La pression monte d’un cran avec le quasi punk ‘Torn’. Bon du punk bobo avec des guitares bien jouées parce que Cris n’a plus l’âge de tout casser et que la crête bleue et verte dans les cheveux gris, ça ferait tâche, même si No Future. 

Avec ‘Black Pearl’ on bascule dans l’univers du blues et ‘Morning sunbird’ nous surprend avec un poème de Bertolt Brecht, ‘Die Liebenden’, déclamé en allemand par Fritz Stavenhagen.

Mais c’est la seconde partie de ‘Crown of Pain’ qui a ma préférence. Le titre, de plus de onze minutes, oscille entre blues et psychédélique. Un morceau puissant, nettement plus dramatique que les autres, où le trio formé de Cris, de Nicolas Fageot et de Benoît Cazzulini donne tout ce qu’il a dans les tripes.
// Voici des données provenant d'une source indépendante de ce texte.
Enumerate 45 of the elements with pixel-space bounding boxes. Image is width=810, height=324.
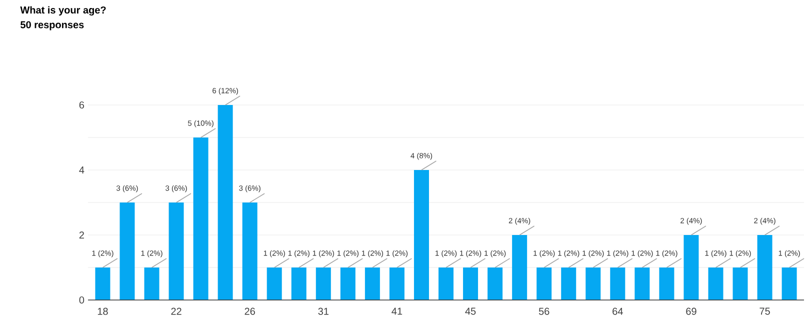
- bar: [340, 268, 356, 300]
- bar: [757, 235, 772, 300]
- bar: [316, 268, 331, 300]
- bar: [610, 268, 626, 300]
- bar: [438, 268, 454, 300]
- x-tick-label: 22: [171, 308, 182, 315]
- x-tick-label: 75: [760, 308, 770, 315]
- chart-subtitle: 50 responses: [20, 21, 84, 30]
- bar: [266, 268, 282, 300]
- y-tick-label: 6: [79, 101, 84, 109]
- bar: [732, 268, 748, 300]
- x-tick-label: 31: [318, 308, 328, 315]
- y-tick-label: 0: [79, 296, 84, 304]
- x-tick-label: 64: [612, 308, 623, 315]
- y-tick-label: 4: [79, 166, 84, 174]
- bar: [536, 268, 552, 300]
- bar: [586, 268, 601, 300]
- bar: [120, 202, 135, 300]
- y-tick-label: 2: [79, 232, 84, 238]
- bar: [291, 268, 306, 300]
- x-tick-label: 56: [538, 308, 550, 315]
- bar: [463, 268, 478, 300]
- bar: [561, 268, 576, 300]
- bar: [168, 202, 184, 300]
- bar: [708, 268, 724, 300]
- bar: [512, 235, 528, 300]
- x-tick-label: 41: [392, 308, 402, 315]
- chart-title: What is your age?: [20, 6, 106, 16]
- x-tick-label: 45: [465, 308, 476, 315]
- bar: [389, 268, 404, 300]
- x-tick-label: 69: [686, 308, 696, 315]
- bar: [634, 268, 650, 300]
- bar: [659, 268, 674, 300]
- bar: [95, 268, 110, 300]
- bar: [242, 202, 258, 300]
- x-tick-label: 18: [98, 308, 108, 315]
- bar: [193, 138, 208, 300]
- bar: [414, 170, 429, 300]
- bar: [144, 268, 160, 300]
- bar: [218, 105, 233, 300]
- bar: [364, 268, 380, 300]
- bar: [684, 235, 699, 300]
- bar: [782, 268, 797, 300]
- bar: [488, 268, 503, 300]
- x-tick-label: 26: [244, 308, 255, 315]
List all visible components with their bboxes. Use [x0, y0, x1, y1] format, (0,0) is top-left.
La dernière partie du triptyque calme le jeu un peu à la manière d’une repentance dans le style des floyds puis Cris conclut l’album sur ‘Not of this world’ joué par Jean Yves Jung au piano.

J’adore l’album A Crown of pain, mais j’avoue ne pas être totalement impartial parce que j’aime beaucoup Cris, l’homme qui se cache derrière l’artiste. Je l’album trouve plus personnel et plus accessible que son précédent disque The Musical War que j’avais pourtant beaucoup aimé.

Allez donc l’écouter et plus si affinités, vous le trouverez par exemple sur Bandcamp.